What Happens When He “Shit-Cans The Laptop”? An Ex-Employee and “Exceeds Access” Under The CFAA

From Professor Susan Brenner at Cyb3rCrim3: Once again, in a dispute between a company and a former employee — The Shit-Canned Laptop — under the  federal Computer Fraud and Abuse Act, the federal district court finds that the narrow interpretation of “exceeds access” is the appropriate understanding of the statute.  The court in  Dresser-Rand Co. v.
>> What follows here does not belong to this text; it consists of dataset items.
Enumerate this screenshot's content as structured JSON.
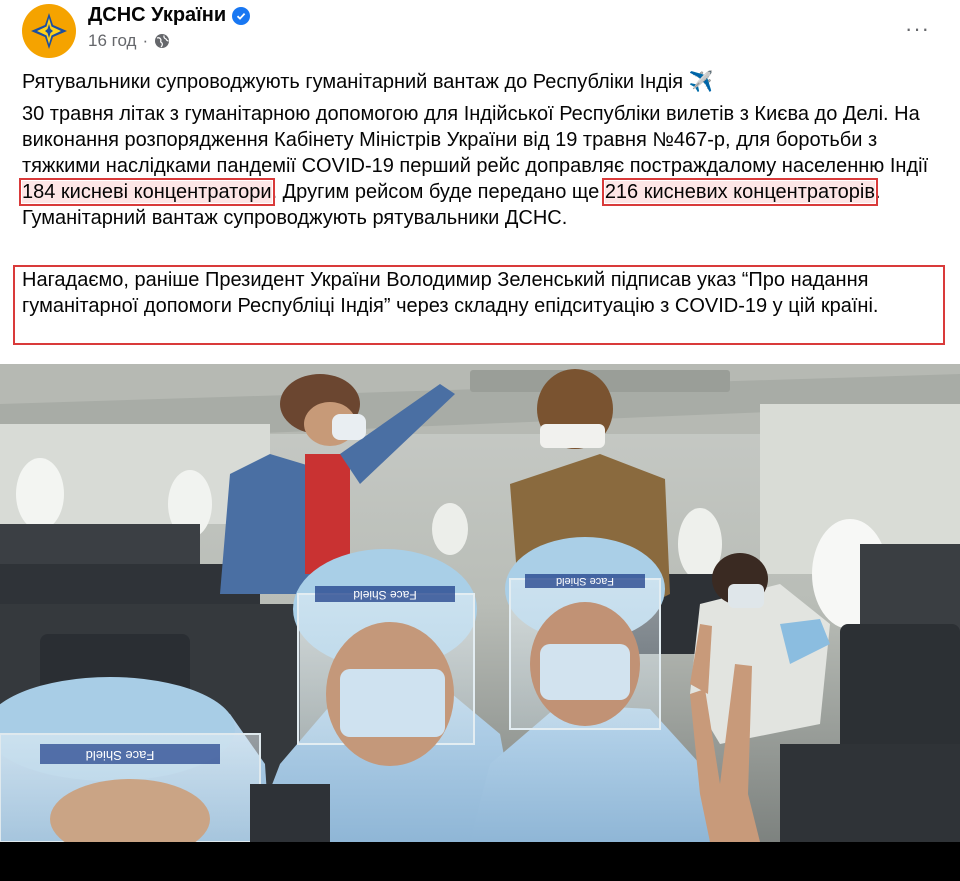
{
  "post": {
    "page_name": "ДСНС України",
    "time": "16 год",
    "separator": "·",
    "more": "···",
    "title": "Рятувальники супроводжують гуманітарний вантаж до Республіки Індія ✈️",
    "body": {
      "p1_part1": "30 травня літак з гуманітарною допомогою для Індійської Республіки вилетів з Києва до Делі. На виконання розпорядження Кабінету Міністрів України від 19 травня №467-р, для боротьби з тяжкими наслідками пандемії COVID-19 перший рейс доправляє постраждалому населенню Індії ",
      "highlight1": "184 кисневі концентратори",
      "p1_part2": ". Другим рейсом буде передано ще ",
      "highlight2": "216 кисневих концентраторів",
      "p1_part3": ". Гуманітарний вантаж супроводжують рятувальники ДСНС.",
      "p2": "Нагадаємо, раніше Президент України Володимир Зеленський підписав указ “Про надання гуманітарної допомоги Республіці Індія” через складну епідситуацію з COVID-19 у цій країні."
    }
  },
  "photo": {
    "shield_text_1": "Face Shield",
    "shield_text_2": "Face Shield",
    "shield_text_3": "Face Shield"
  },
  "colors": {
    "highlight_border": "#d93a3a",
    "verified": "#1877f2",
    "avatar": "#f5a300",
    "meta_text": "#65676b"
  }
}
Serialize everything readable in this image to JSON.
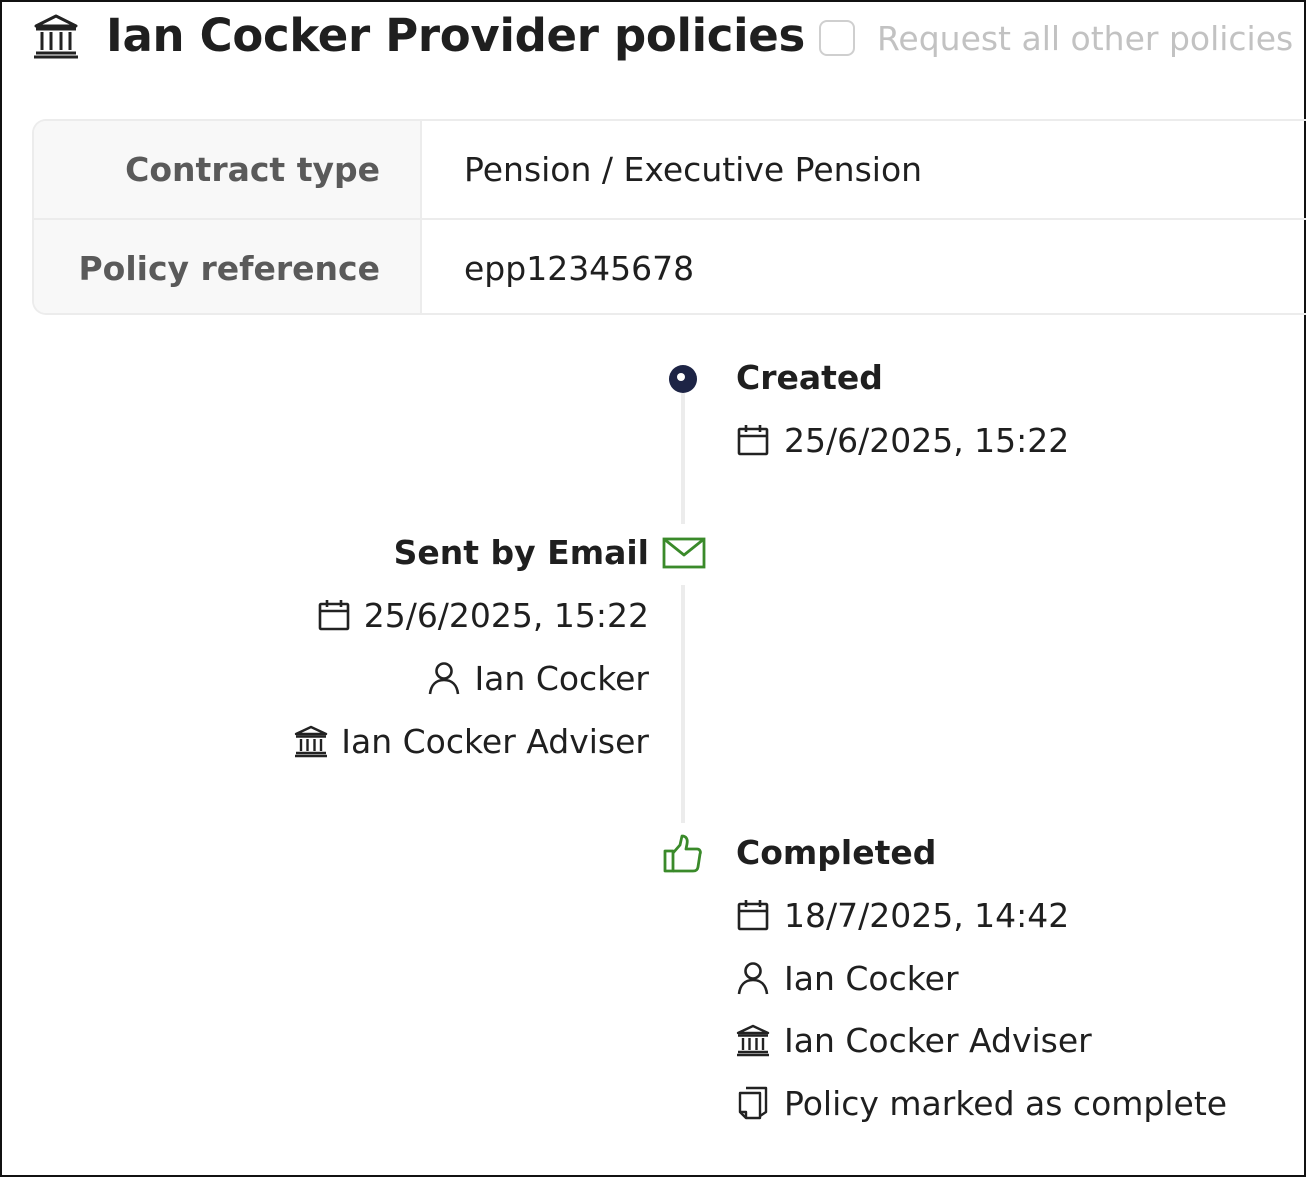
{
  "header": {
    "title": "Ian Cocker Provider policies",
    "request_all_label": "Request all other policies",
    "request_all_checked": false
  },
  "details": [
    {
      "label": "Contract type",
      "value": "Pension / Executive Pension"
    },
    {
      "label": "Policy reference",
      "value": "epp12345678"
    }
  ],
  "timeline": {
    "created": {
      "title": "Created",
      "date": "25/6/2025, 15:22"
    },
    "sent": {
      "title": "Sent by Email",
      "date": "25/6/2025, 15:22",
      "user": "Ian Cocker",
      "organisation": "Ian Cocker Adviser"
    },
    "completed": {
      "title": "Completed",
      "date": "18/7/2025, 14:42",
      "user": "Ian Cocker",
      "organisation": "Ian Cocker Adviser",
      "note": "Policy marked as complete"
    }
  },
  "colors": {
    "accent_green": "#3a8a2a",
    "marker_navy": "#1d2445",
    "line_grey": "#ececec"
  },
  "icons": {
    "title": "bank-icon",
    "created": "circle-dot-icon",
    "sent": "envelope-icon",
    "completed": "thumbs-up-icon",
    "date": "calendar-icon",
    "user": "user-icon",
    "organisation": "bank-icon",
    "note": "document-icon"
  }
}
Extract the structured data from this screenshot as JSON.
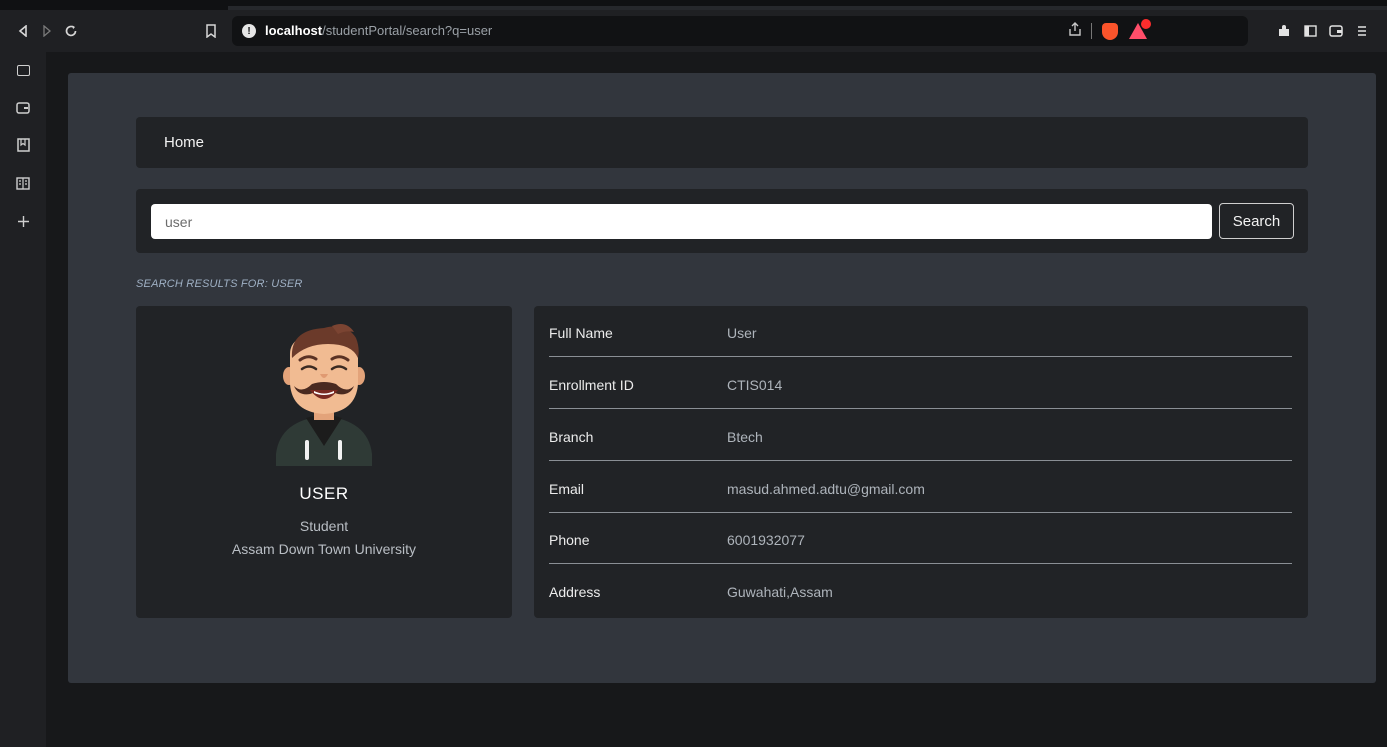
{
  "browser": {
    "url_host": "localhost",
    "url_path": "/studentPortal/search?q=user",
    "url_info_glyph": "!",
    "icons": [
      "back-icon",
      "forward-icon",
      "reload-icon",
      "bookmark-icon",
      "share-icon",
      "brave-shields-icon",
      "brave-rewards-icon",
      "extensions-icon",
      "sidebar-toggle-icon",
      "wallet-icon",
      "menu-icon"
    ]
  },
  "sidebar_icons": [
    "tab-icon",
    "wallet-icon",
    "bookmarks-icon",
    "reading-list-icon",
    "add-icon"
  ],
  "nav": {
    "home_label": "Home"
  },
  "search": {
    "value": "user",
    "button_label": "Search"
  },
  "results": {
    "heading": "SEARCH RESULTS FOR: USER"
  },
  "profile": {
    "name": "USER",
    "role": "Student",
    "university": "Assam Down Town University"
  },
  "details": [
    {
      "label": "Full Name",
      "value": "User"
    },
    {
      "label": "Enrollment ID",
      "value": "CTIS014"
    },
    {
      "label": "Branch",
      "value": "Btech"
    },
    {
      "label": "Email",
      "value": "masud.ahmed.adtu@gmail.com"
    },
    {
      "label": "Phone",
      "value": "6001932077"
    },
    {
      "label": "Address",
      "value": "Guwahati,Assam"
    }
  ]
}
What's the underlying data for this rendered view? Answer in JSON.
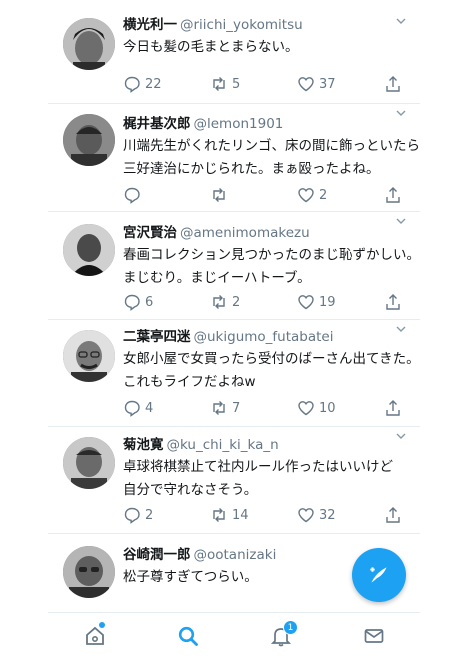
{
  "tweets": [
    {
      "name": "横光利一",
      "handle": "@riichi_yokomitsu",
      "lines": [
        "今日も髪の毛まとまらない。"
      ],
      "reply_count": "22",
      "retweet_count": "5",
      "like_count": "37"
    },
    {
      "name": "梶井基次郎",
      "handle": "@lemon1901",
      "lines": [
        "川端先生がくれたリンゴ、床の間に飾っといたら",
        "三好達治にかじられた。まぁ殴ったよね。"
      ],
      "reply_count": "",
      "retweet_count": "",
      "like_count": "2"
    },
    {
      "name": "宮沢賢治",
      "handle": "@amenimomakezu",
      "lines": [
        "春画コレクション見つかったのまじ恥ずかしい。",
        "まじむり。まじイーハトーブ。"
      ],
      "reply_count": "6",
      "retweet_count": "2",
      "like_count": "19"
    },
    {
      "name": "二葉亭四迷",
      "handle": "@ukigumo_futabatei",
      "lines": [
        "女郎小屋で女買ったら受付のばーさん出てきた。",
        "これもライフだよねw"
      ],
      "reply_count": "4",
      "retweet_count": "7",
      "like_count": "10"
    },
    {
      "name": "菊池寛",
      "handle": "@ku_chi_ki_ka_n",
      "lines": [
        "卓球将棋禁止て社内ルール作ったはいいけど",
        "自分で守れなさそう。"
      ],
      "reply_count": "2",
      "retweet_count": "14",
      "like_count": "32"
    },
    {
      "name": "谷崎潤一郎",
      "handle": "@ootanizaki",
      "lines": [
        "松子尊すぎてつらい。"
      ],
      "reply_count": "",
      "retweet_count": "",
      "like_count": ""
    }
  ],
  "tabbar": {
    "notifications_badge": "1",
    "items": [
      "home-icon",
      "search-icon",
      "notifications-icon",
      "messages-icon"
    ]
  },
  "colors": {
    "accent": "#1da1f2",
    "text": "#14171a",
    "secondary_text": "#657786",
    "divider": "#e6ecf0"
  }
}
Jones, 2013 WL 3810859 (2013), recognized a

 

split between what is cast as a broad versus a narrow interpretation of the term `without authorization.’ Under the narrow view, an employee given access to a work computer is authorized to access that computer regardless of his or her intent to misuse information and any policies that regulate the use of information. . . .
Under the broad view, if an employee has access to information on a work computer to perform his or her job, the employee may exceed his or her access misusing the information on the computer, either by severing the agency relationship through disloyal activity, or by violating employer policies and/or confidentiality agreements. . . .

 

The lesson seems to be that, in many such situations, the best option is for the aggrieved company to proceed foremost under trade-secrets and state-law theories, rather than the hybrid criminal/civil structure of the CFAA.